Reputation: 5029
I have deployed a linear regression model on Sagemaker. Now I want to write a lambda function to make prediction on input data. Files are pulled from S3 first. Some preprocessing is done and the final input is a pandas
dataframe. According to boto3 sagemaker documentation, the payload can either be byte-like, or file. So I have tried to convert the dataframe to a byte array using code from this post
# Convert pandas dataframe to byte array
pred_np = pred_df.to_records(index=False)
pred_str = pred_np.tostring()
# Start sagemaker prediction
sm_runtime = aws_session.client('runtime.sagemaker')
response = sm_runtime.invoke_endpoint(
EndpointName=SAGEMAKER_ENDPOINT,
Body=pred_str,
ContentType='text/csv',
Accept='Accept')
I printed out pred_str
which does seem like a byte array to me.
However when I run it, I got the following Algorithm Error
caused by UnicodeDecodeError
:
Caused by: 'utf8' codec can't decode byte 0xed in position 9: invalid continuation byte
The traceback shows python 2.7 not sure why that is:
Traceback (most recent call last):
File "/opt/amazon/lib/python2.7/site-packages/ai_algorithms_sdk/serve.py", line 465, in invocations
data_iter = get_data_iterator(payload, **content_parameters)
File "/opt/amazon/lib/python2.7/site-packages/ai_algorithms_sdk/io/serve_helpers.py", line 99, in iterator_csv_dense_rank_2
payload = payload.decode("utf8")
File "/opt/amazon/python2.7/lib/python2.7/encodings/utf_8.py", line 16, in decode
return codecs.utf_8_decode(input, errors, True)
Is the default decoder utf_8
? What is the right decoder I should be using? Why is it complaining about position 9?
In addition, I also tried to save the dataframe to csv file and use that as payload
pred_df.to_csv('pred.csv', index=False)
with open('pred.csv', 'rb') as f:
payload = f.read()
response = sm_runtime.invoke_endpoint(
EndpointName=SAGEMAKER_ENDPOINT,
Body=payload,
ContentType='text/csv',
Accept='Accept')
However when I ran it I got the following error:
Customer Error: Unable to parse payload. Some rows may have more columns than others and/or non-numeric values may be present in the csv data.
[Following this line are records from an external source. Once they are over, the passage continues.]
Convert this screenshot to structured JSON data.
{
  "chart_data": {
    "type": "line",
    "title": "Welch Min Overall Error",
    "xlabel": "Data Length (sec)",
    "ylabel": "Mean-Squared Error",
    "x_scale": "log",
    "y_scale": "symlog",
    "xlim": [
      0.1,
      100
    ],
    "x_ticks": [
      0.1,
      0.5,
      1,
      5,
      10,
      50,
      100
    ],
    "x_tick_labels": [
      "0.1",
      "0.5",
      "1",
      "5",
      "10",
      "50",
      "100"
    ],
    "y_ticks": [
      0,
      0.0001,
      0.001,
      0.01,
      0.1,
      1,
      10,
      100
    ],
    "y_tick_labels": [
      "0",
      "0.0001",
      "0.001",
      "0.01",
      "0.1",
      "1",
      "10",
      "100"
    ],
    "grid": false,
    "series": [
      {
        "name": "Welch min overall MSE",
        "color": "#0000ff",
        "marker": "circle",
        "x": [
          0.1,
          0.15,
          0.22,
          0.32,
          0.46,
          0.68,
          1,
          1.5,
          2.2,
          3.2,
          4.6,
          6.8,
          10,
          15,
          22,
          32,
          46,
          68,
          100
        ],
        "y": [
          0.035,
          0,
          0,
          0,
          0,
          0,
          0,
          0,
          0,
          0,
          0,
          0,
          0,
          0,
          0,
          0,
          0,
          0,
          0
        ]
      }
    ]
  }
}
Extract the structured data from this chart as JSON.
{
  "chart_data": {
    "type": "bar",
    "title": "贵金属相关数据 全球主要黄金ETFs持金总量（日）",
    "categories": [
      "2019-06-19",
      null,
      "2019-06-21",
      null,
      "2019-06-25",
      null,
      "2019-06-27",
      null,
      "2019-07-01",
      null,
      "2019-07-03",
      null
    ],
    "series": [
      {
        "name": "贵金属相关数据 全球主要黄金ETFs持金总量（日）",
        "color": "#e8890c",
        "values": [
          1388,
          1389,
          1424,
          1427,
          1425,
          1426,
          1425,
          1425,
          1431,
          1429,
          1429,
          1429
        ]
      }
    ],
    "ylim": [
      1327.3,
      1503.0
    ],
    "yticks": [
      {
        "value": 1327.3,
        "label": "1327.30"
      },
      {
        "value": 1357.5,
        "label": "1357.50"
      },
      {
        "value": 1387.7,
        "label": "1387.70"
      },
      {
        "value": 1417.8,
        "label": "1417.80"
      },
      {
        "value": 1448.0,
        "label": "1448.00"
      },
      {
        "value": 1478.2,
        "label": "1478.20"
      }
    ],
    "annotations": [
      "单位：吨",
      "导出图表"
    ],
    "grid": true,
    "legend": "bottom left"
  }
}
And again, the traceback is calling python 2.7:
Traceback (most recent call last):
File "/opt/amazon/lib/python2.7/site-packages/ai_algorithms_sdk/serve.py", line 465, in invocations
data_iter = get_data_iterator(payload, **content_parameters)
File "/opt/amazon/lib/python2.7/site-packages/ai_algorithms_sdk/io/serve_helpers.py", line 123, in iterator_csv_dense_rank_2
It doesn't make sense at all because it is standard 6x78 dataframe. All rows have same number of columns. Plus none of the columns are non-numeric.
How to fix this sagemaker issue?
Upvotes: 0
Views: 1929
Reputation: 5029
I was finally able to make it work with the following code:
payload = io.StringIO()
pred_df.to_csv(payload, header=None, index=None)
sm_runtime = aws_session.client('runtime.sagemaker')
response = sm_runtime.invoke_endpoint(
EndpointName=SAGEMAKER_ENDPOINT,
Body=payload.getvalue(),
ContentType='text/csv',
Accept='Accept')
It is very import to call getvalue()
function for the payload while invoking the endpoint. Hope this helps
Upvotes: 4